Et voilà qu’à présent, comme si tout cela ne suffisait pas, la police se trouvait de nouveau accusée de brutalités – à l’occasion de ce qui aurait dû être une simple arrestation au musée de paléontologie. Tous les blogs, aussi bien chinois qu’étrangers, relataient l’épisode en termes incendiaires.

Zhang soupira en lisant un autre article au vitriol, celui-là dans le Huffington Post.

Il décida de jeter un coup d’œil à son courrier. Un des messages venait de Quan Li, l’épidémiologiste qui avait préconisé les éliminations. Il le lut et répondit à la question d’un simple « Non ». Il n’était pas question que Li accepte de donner une interview à des médias étrangers.

Il continua d’examiner la liste des messages, en répondant non, non, et encore non. Et puis…

Un message de l’université de Tokyo, ici, sur son compte sécurisé ? Comment… ? Il cliqua dessus, le lut, et sentit se desserrer un peu le nœud de tension qu’il avait au creux de l’estomac. Arrivé au bout du message, il décrocha son téléphone et appuya sur la touche d’accès direct au bureau du Président.


TWITTER

_Webmind_ Le sida ? J’y travaille…


Malcolm avait quitté précipitamment le Perimeter Institute – et le professeur Hawking – pour rentrer chez lui. Caitlin était heureuse qu’il ait réagi ainsi, mais sa mère avait raison : c’était bien une situation de crise.

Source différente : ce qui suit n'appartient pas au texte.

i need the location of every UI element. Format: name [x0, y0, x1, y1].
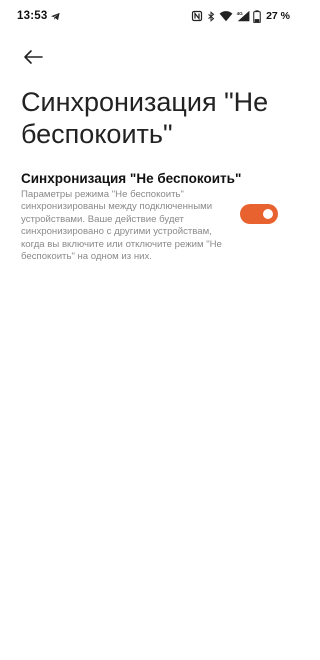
dnd-sync-toggle[interactable]	[240, 204, 278, 224]
telegram-icon	[50, 12, 60, 21]
setting-description: Параметры режима "Не беспокоить" синхрон…	[21, 189, 222, 263]
signal-icon: 4G	[237, 10, 250, 22]
nfc-icon	[191, 10, 203, 22]
system-icons: 4G 27 %	[191, 9, 290, 23]
status-time: 13:53	[17, 10, 48, 22]
wifi-icon	[219, 11, 233, 22]
svg-text:4G: 4G	[237, 11, 244, 16]
battery-percent: 27 %	[266, 10, 290, 22]
status-bar: 13:53 4G 27 %	[0, 0, 300, 34]
dnd-sync-setting[interactable]: Синхронизация "Не беспокоить" Параметры …	[21, 170, 283, 263]
bluetooth-icon	[208, 10, 215, 22]
battery-icon	[253, 9, 261, 23]
setting-title: Синхронизация "Не беспокоить"	[21, 171, 242, 186]
arrow-left-icon	[24, 50, 43, 64]
page-title: Синхронизация "Не беспокоить"	[21, 87, 269, 149]
toggle-knob	[263, 209, 273, 219]
back-button[interactable]	[18, 42, 48, 72]
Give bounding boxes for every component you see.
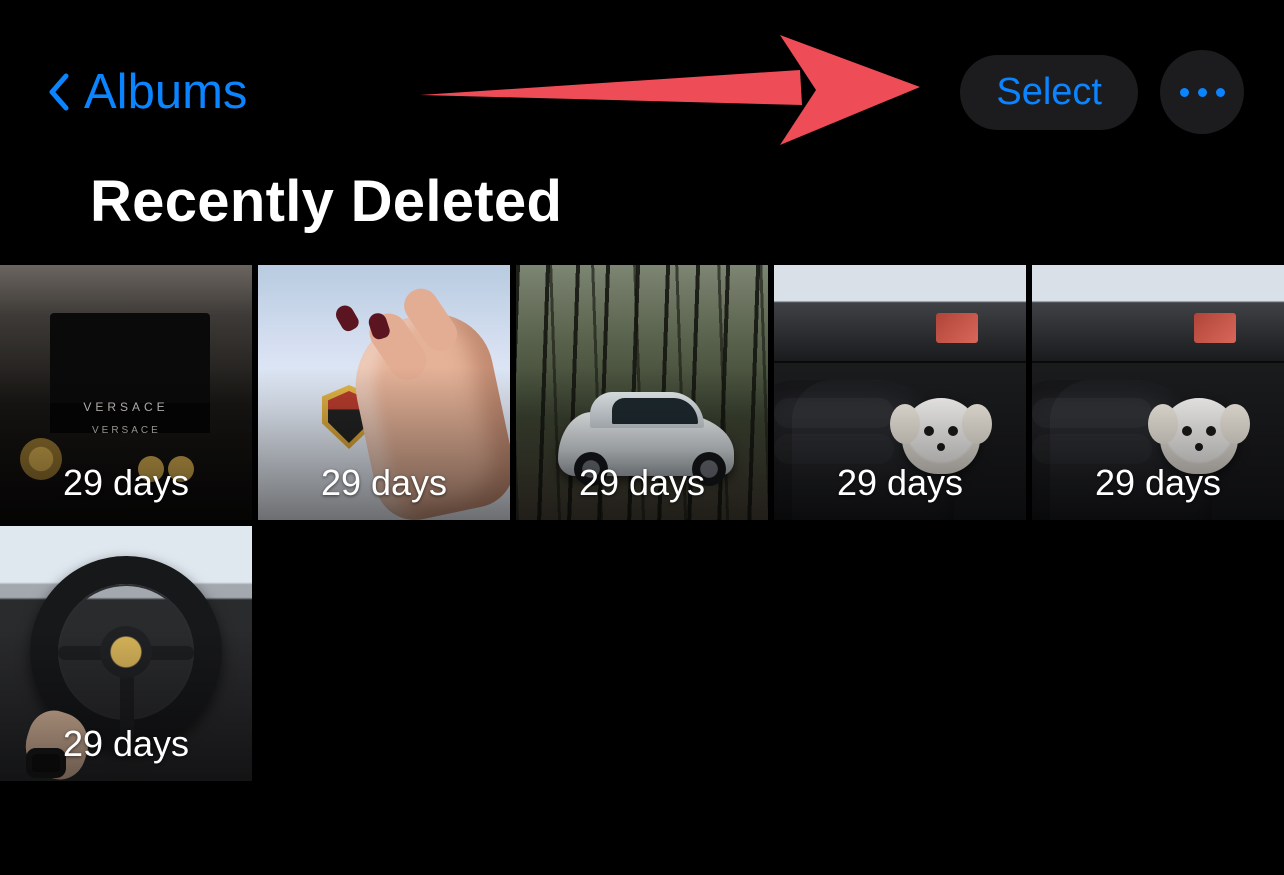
back-label: Albums [84, 64, 247, 120]
days-remaining-label: 29 days [1032, 462, 1284, 504]
chevron-left-icon [40, 65, 76, 119]
days-remaining-label: 29 days [0, 723, 252, 765]
photo-thumbnail[interactable]: 29 days [1032, 265, 1284, 520]
photo-thumbnail[interactable]: 29 days [258, 265, 510, 520]
page-title: Recently Deleted [0, 154, 1284, 265]
photo-thumbnail[interactable]: 29 days [0, 526, 252, 781]
more-button[interactable] [1160, 50, 1244, 134]
photo-grid: VERSACE VERSACE 29 days 29 days 29 days [0, 265, 1284, 781]
ellipsis-icon [1180, 88, 1225, 97]
days-remaining-label: 29 days [258, 462, 510, 504]
back-button[interactable]: Albums [40, 64, 247, 120]
nav-actions: Select [960, 50, 1244, 134]
photo-thumbnail[interactable]: VERSACE VERSACE 29 days [0, 265, 252, 520]
photo-thumbnail[interactable]: 29 days [516, 265, 768, 520]
nav-bar: Albums Select [0, 0, 1284, 154]
photo-thumbnail[interactable]: 29 days [774, 265, 1026, 520]
days-remaining-label: 29 days [774, 462, 1026, 504]
days-remaining-label: 29 days [0, 462, 252, 504]
days-remaining-label: 29 days [516, 462, 768, 504]
select-button[interactable]: Select [960, 55, 1138, 130]
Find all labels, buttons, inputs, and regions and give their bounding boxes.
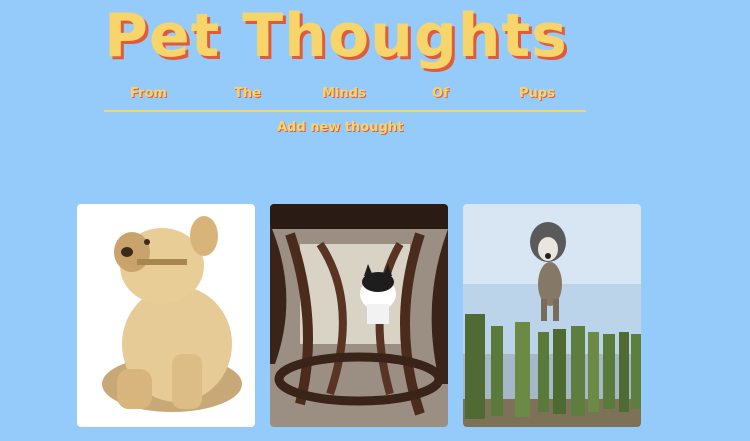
pet-card-dog-beach[interactable]: [463, 204, 641, 427]
tagline: From The Minds Of Pups: [104, 86, 586, 112]
add-new-thought-link[interactable]: Add new thought: [277, 120, 403, 135]
page-title: Pet Thoughts: [104, 1, 568, 71]
tagline-word: Minds: [322, 86, 366, 101]
tagline-word: The: [234, 86, 261, 101]
tagline-word: From: [130, 86, 167, 101]
tagline-word: Pups: [519, 86, 555, 101]
pet-card-kitten[interactable]: [270, 204, 448, 427]
tagline-word: Of: [432, 86, 449, 101]
pet-card-dog-statue[interactable]: [77, 204, 255, 427]
dog-statue-image: [77, 204, 255, 427]
kitten-image: [270, 204, 448, 427]
dog-beach-image: [463, 204, 641, 427]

Pourtant, en un sens, elle était contente que le secret ait été révélé, et que tout le monde sache bientôt que c’était elle qui avait découvert l’existence de Webmind. Dans le monde qui comptait pour elle – celui de l’informatique et des maths –, ceux qui étaient les premiers à faire quelque chose devenaient célèbres, même s’ils n’étaient pas les meilleurs ni les plus intelligents. Et quand, en plus, on était la meilleure et la plus intelligente, rien ne pouvait plus vous arrêter ! Google, Microsoft, RIM, Apple, le Consortium du World Wide Web, le groupe Jagster – tous lui offriraient…

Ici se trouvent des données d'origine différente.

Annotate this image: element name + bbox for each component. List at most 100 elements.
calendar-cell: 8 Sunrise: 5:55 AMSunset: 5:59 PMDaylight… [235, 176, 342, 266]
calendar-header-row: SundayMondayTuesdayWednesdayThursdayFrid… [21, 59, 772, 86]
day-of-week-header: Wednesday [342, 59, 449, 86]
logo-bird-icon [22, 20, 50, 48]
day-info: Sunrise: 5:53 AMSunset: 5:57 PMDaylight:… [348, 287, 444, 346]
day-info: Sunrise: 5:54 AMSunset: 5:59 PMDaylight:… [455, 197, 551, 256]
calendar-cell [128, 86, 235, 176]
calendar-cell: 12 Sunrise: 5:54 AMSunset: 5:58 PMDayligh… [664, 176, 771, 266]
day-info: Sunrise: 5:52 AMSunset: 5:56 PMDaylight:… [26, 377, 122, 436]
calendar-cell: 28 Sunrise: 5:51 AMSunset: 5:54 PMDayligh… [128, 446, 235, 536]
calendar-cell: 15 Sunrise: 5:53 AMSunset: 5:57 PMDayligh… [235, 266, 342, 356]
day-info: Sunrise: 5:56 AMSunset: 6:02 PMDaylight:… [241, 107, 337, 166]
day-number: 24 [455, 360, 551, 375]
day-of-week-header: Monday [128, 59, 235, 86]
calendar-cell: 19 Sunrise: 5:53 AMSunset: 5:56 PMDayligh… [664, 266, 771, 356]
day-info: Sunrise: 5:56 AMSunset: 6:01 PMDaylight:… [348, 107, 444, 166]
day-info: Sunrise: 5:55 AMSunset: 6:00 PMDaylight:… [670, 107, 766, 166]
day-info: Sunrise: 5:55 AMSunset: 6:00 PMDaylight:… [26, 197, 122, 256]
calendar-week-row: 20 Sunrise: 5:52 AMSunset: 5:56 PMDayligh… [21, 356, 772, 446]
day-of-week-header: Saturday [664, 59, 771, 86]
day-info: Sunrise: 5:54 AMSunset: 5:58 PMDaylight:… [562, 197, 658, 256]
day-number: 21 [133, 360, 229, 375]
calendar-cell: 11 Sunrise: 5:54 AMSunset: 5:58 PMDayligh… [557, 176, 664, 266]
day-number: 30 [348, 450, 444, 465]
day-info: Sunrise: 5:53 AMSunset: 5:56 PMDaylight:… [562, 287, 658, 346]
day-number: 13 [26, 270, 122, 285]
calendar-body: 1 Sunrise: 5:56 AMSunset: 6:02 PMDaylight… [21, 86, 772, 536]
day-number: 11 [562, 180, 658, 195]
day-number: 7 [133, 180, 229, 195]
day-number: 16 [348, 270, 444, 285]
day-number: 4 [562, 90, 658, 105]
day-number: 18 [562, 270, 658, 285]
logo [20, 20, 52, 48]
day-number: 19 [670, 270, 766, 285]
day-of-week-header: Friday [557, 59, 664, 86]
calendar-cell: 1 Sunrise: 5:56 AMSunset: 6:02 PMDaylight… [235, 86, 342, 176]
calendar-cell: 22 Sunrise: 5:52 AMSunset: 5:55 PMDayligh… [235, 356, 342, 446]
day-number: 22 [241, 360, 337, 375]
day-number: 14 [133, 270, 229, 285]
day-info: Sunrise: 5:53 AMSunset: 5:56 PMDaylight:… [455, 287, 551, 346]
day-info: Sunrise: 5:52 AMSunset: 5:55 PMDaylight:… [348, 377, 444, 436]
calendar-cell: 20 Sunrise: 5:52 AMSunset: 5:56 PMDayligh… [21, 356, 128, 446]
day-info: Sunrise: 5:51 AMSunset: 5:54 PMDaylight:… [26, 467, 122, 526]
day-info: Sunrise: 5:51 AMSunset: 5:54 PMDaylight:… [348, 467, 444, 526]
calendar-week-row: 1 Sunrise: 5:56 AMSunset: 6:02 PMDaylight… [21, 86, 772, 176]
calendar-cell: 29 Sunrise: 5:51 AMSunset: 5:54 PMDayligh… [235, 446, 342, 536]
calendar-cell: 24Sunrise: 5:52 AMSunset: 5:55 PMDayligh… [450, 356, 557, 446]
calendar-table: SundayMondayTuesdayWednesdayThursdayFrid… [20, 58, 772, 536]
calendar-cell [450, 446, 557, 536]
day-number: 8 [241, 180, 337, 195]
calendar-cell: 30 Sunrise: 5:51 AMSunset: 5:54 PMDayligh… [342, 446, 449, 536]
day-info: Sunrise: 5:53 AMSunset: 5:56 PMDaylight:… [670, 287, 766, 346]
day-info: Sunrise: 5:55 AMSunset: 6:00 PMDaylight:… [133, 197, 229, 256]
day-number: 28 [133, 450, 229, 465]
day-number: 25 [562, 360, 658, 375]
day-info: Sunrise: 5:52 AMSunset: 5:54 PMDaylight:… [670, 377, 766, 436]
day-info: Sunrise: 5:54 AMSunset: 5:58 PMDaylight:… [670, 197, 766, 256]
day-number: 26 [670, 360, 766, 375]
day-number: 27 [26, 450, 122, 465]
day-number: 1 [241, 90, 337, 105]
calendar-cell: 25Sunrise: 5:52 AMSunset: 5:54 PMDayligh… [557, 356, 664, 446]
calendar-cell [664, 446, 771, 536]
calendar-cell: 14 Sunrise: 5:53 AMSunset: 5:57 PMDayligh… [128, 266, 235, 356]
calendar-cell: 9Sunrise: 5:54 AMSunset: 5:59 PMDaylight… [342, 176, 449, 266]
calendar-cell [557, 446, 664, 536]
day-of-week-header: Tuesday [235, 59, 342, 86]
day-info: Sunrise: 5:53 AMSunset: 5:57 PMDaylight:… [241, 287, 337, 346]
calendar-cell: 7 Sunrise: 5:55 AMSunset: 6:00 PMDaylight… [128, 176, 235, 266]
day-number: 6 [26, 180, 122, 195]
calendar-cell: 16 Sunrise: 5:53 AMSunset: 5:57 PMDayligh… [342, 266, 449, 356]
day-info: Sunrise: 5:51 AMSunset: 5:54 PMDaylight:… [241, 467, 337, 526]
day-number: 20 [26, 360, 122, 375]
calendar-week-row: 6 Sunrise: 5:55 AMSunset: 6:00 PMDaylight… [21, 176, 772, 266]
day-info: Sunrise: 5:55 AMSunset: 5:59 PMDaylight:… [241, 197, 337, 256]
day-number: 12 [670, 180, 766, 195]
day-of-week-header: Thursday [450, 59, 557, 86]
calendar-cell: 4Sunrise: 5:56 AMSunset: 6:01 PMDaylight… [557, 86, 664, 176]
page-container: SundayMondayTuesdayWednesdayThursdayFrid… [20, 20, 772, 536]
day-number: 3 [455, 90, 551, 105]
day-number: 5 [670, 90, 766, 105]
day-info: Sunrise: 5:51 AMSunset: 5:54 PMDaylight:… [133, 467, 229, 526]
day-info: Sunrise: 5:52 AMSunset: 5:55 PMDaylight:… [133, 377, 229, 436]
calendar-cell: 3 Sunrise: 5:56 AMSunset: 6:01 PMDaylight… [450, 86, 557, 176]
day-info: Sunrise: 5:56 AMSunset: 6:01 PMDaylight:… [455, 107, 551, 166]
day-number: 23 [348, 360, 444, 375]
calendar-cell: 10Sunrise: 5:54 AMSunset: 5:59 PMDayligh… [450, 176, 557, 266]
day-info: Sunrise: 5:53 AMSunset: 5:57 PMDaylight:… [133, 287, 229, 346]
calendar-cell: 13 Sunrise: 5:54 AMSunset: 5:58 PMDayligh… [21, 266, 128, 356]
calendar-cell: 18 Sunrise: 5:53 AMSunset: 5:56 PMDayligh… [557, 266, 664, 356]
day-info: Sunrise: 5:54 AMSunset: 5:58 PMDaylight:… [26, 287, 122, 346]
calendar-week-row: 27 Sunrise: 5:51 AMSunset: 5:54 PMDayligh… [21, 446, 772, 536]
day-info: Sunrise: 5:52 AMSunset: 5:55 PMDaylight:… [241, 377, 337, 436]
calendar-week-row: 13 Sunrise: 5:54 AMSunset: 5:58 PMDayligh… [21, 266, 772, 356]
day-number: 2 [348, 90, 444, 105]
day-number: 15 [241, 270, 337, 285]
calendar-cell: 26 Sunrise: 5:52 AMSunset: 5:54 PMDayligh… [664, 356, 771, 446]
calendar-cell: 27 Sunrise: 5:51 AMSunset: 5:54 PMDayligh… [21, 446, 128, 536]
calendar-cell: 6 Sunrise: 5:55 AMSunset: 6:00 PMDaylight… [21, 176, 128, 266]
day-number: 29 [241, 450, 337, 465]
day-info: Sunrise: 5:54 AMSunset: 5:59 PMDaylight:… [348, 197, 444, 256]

C’était une idée vertigineuse pour une jeune fille de seize ans qui n’avait encore jamais travaillé, sauf pour donner de temps en temps des petits cours de maths. Après tout, il lui avait été impossible de faire du baby-sitting, de tondre les pelouses ou de distribuer les journaux, tous ces petits boulots que faisaient les autres gamins pour gagner un peu d’argent. Mais maintenant, les plus grandes compagnies internationales viendraient peut-être sonner à sa porte pour essayer de l’embaucher. Et quelle université de l’Ivy League refuserait sa candidature avec les notes qu’elle avait… et ça en plus ?

Et puis, elle n’en pouvait plus de garder le secret. Bashira en serait soufflée, et quant à Stacy, son amie d’Austin, elle allait être hystérique…

— Alors, que faisons-nous ? demanda sa mère en s’adressant à son père.

Elle était maintenant assise sur le canapé et Schrödinger se frottait contre ses jambes, indifférent à tout ce qui se passait autour de lui.

— Toutes les chaînes américaines veulent Caitlin dans leurs émissions de demain, poursuivit-elle, et les chaînes canadiennes aussi. La BBC et la NHK viennent d’appeler. Bien sûr, nous ne sommes pas obligés de faire quoi que ce soit. (Elle se tourna vers Caitlin.) Ce n’est pas parce que des gens veulent te parler que tu es forcée de leur répondre.

— Ça marche pour moi, dit son père qui faisait maintenant les cent pas comme sa mère l’avait fait précédemment.

— Non, fit Caitlin. Il faut que je dise aux gens ce que je sais. Vous avez vu les infos, les blogs – et vous avez entendu ce qu’ont dit le Président et ses conseillers : il y en a qui ont peur de Webmind et qui ne lui font pas confiance.

— Bon, d’accord, mais dans quelle émission vas-tu passer demain matin ? Tu ne peux quand même pas les faire toutes.

Caitlin secoua la tête.

— Je ne veux pas quitter Waterloo.

— CBS dit que tu pourrais faire ça dans un studio de la CBC à Toronto, dit sa mère. Et le type d’ABC, comme celui de NBC, m’a dit que tu pourrais le faire depuis la station CTV à Kitchener. Apparemment, ils ont tous des accords croisés avec les chaînes canadiennes.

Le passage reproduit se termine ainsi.